Fortunately for the court, Belize constitution contains a clear fundamental right to privacy.
The only way a fundamental right can be breached is if it is REQUIRED for public morality, and must be evaluated as such.
We are not talking of public behavior, but private.
Specificity is required of any law, and particularly where there is criminality attached to it. It’s a high standard.
Homosexuality: ‘normal variant’ or ‘unnatural’?
The evidence, expert evidence, all points to homosexuality as a normal variant or human sexuality.
The church counters with the assertion, not evidenced, that homosexuality is unnatural.
They are free to, the right to continue to hold that belief. They do not have the right to inject it into criminal law.
They are honest, sincere caring people who do good and have no animus in holding to a Biblical principle.
But the alpha and omega of the law is the constitution, not the Bible.
S53 does nothing to affect public morality. It does nothing at all.
Belize obligations under treaty it signed
S53 is a violation of the International Covenant on Civil and Political Rights ICCPR (1966).
Whether this document [ICCPR] is right or wrong, Belize, as a sovereign nation read it and agreed to it.
This agreement said to the world “This is what we will insure that the people of Belize enjoy.”

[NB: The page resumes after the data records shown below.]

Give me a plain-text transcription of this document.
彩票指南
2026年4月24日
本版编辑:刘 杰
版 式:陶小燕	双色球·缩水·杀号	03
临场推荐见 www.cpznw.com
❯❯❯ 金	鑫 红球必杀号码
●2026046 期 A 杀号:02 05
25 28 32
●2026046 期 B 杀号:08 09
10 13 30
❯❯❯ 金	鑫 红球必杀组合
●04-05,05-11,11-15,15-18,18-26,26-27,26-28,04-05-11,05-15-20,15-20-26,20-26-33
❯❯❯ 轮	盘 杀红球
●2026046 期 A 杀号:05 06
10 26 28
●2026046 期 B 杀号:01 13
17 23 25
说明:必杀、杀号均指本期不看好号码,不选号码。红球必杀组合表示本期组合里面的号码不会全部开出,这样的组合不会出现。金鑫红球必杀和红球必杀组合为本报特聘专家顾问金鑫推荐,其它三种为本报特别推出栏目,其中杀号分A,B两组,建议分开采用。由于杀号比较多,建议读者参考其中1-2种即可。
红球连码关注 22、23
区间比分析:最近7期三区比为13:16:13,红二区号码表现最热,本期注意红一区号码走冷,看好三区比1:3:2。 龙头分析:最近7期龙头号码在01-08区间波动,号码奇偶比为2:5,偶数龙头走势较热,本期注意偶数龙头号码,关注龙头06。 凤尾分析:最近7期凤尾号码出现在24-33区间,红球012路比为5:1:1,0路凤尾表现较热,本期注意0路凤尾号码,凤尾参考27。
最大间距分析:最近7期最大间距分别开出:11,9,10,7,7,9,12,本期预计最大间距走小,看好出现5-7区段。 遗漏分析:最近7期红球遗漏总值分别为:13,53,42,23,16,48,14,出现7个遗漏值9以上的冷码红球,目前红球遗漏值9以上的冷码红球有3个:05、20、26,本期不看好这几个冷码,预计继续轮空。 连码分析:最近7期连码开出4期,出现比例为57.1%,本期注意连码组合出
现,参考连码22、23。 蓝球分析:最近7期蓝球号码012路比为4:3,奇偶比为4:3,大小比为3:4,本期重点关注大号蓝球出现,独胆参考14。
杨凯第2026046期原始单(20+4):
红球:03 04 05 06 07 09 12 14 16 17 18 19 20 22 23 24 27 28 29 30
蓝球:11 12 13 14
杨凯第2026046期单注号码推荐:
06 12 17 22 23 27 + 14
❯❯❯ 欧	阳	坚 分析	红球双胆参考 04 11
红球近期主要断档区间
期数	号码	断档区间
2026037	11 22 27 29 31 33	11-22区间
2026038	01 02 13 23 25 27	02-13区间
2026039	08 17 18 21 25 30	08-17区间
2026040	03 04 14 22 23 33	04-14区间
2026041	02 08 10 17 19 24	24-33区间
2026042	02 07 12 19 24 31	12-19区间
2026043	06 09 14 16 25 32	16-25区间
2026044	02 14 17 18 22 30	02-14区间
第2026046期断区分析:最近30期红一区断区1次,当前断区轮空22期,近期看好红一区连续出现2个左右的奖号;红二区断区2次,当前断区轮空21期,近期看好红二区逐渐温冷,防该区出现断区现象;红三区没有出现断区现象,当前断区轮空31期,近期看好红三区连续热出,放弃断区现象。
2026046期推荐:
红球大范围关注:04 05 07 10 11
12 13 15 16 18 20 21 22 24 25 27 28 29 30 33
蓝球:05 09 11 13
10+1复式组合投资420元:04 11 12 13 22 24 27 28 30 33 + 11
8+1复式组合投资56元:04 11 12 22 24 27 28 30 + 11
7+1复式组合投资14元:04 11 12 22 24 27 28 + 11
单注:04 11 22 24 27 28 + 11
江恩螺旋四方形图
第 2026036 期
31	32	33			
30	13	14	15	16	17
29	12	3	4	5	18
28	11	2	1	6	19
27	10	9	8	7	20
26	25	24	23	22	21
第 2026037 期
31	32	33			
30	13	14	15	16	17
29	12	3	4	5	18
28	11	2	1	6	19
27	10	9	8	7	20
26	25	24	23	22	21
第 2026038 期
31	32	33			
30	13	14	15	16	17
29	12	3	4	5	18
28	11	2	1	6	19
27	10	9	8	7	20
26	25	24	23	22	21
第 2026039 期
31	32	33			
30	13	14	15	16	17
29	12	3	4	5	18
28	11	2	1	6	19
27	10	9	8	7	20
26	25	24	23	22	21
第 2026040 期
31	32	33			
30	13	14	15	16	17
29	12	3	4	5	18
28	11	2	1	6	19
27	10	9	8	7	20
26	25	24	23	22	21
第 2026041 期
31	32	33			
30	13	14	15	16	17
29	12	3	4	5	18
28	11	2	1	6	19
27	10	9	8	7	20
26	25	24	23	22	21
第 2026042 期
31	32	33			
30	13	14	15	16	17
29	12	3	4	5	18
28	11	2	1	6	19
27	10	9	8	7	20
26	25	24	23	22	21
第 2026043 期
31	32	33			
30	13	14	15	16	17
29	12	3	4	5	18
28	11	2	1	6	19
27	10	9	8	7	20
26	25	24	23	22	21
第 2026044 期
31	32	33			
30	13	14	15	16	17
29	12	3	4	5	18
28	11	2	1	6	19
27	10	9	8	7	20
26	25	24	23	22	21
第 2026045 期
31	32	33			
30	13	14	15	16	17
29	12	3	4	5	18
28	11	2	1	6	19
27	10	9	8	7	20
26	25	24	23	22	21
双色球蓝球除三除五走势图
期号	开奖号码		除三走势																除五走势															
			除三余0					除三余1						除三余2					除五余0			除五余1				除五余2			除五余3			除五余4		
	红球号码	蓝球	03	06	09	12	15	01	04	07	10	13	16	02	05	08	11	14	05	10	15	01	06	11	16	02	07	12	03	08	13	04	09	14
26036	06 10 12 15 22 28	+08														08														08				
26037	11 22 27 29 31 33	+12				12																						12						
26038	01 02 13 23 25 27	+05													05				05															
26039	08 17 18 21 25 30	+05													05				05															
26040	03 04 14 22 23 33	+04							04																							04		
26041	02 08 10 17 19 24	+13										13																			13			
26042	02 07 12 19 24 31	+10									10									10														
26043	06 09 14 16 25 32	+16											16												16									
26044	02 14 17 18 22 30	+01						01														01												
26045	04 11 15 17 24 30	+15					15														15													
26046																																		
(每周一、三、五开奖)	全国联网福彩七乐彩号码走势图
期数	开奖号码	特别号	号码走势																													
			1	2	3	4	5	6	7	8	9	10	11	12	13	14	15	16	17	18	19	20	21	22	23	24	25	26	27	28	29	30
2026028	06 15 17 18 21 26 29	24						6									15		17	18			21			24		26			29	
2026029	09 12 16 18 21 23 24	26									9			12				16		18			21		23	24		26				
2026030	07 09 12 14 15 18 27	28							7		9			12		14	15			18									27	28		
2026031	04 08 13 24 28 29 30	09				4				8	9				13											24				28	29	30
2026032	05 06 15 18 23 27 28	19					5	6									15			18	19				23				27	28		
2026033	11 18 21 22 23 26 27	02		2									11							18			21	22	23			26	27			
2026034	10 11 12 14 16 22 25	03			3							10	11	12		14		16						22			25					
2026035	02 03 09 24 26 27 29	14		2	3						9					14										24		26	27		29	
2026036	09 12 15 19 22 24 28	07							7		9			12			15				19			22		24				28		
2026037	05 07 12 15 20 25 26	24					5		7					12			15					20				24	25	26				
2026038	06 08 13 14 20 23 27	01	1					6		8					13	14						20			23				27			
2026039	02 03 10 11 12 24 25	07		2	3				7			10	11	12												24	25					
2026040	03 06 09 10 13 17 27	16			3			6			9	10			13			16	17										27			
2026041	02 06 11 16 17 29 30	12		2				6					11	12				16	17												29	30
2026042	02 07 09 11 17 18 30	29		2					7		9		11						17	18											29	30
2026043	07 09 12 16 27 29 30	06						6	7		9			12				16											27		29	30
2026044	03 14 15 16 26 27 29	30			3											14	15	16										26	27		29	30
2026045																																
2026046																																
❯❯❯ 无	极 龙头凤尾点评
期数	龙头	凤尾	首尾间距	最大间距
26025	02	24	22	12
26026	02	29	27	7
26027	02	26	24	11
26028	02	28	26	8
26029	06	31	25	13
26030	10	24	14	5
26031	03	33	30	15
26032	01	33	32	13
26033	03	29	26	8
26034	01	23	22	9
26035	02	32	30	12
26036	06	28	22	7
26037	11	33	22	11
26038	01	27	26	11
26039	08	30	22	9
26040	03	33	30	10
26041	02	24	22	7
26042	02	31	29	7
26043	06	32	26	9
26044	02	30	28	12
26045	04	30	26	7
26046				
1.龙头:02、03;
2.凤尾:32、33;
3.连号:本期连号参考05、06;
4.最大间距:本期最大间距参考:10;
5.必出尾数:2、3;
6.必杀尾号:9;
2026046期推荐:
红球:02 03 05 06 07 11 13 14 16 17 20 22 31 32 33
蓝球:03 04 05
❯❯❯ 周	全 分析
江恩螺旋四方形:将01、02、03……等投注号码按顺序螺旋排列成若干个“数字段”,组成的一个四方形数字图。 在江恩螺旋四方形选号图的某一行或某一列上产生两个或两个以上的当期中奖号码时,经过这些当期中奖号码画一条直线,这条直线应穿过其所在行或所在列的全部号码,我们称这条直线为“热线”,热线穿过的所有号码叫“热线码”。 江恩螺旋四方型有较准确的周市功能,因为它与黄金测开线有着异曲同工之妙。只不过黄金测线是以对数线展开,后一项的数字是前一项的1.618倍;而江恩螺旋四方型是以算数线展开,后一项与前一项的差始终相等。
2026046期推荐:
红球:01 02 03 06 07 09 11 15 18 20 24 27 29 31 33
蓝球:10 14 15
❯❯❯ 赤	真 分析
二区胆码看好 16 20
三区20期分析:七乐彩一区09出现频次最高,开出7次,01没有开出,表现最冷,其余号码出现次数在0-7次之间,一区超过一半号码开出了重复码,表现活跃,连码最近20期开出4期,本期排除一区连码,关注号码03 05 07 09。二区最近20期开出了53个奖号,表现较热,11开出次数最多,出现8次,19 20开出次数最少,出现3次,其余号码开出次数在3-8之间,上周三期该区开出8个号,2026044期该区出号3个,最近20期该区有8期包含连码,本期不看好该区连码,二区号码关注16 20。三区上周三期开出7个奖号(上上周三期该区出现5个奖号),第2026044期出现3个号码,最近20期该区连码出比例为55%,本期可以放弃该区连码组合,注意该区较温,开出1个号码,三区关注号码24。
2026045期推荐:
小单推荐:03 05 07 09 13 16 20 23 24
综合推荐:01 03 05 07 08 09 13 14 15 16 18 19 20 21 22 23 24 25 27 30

They now say they don’t wish to be bound by foreign treaties or international law. Speak out of both sides of their mouths.
S53 is completely inconsistent with the ICCPR.
Adjourn for lunch. Chief Justice will present any questions he has at a brief afternoon session.
Back in court waiting to reconvene.
And the end begins.
Justice: I just want to inform that I have no questions.
Justice: Are there any housekeeping matters to attend to? (no response) Court adjourns.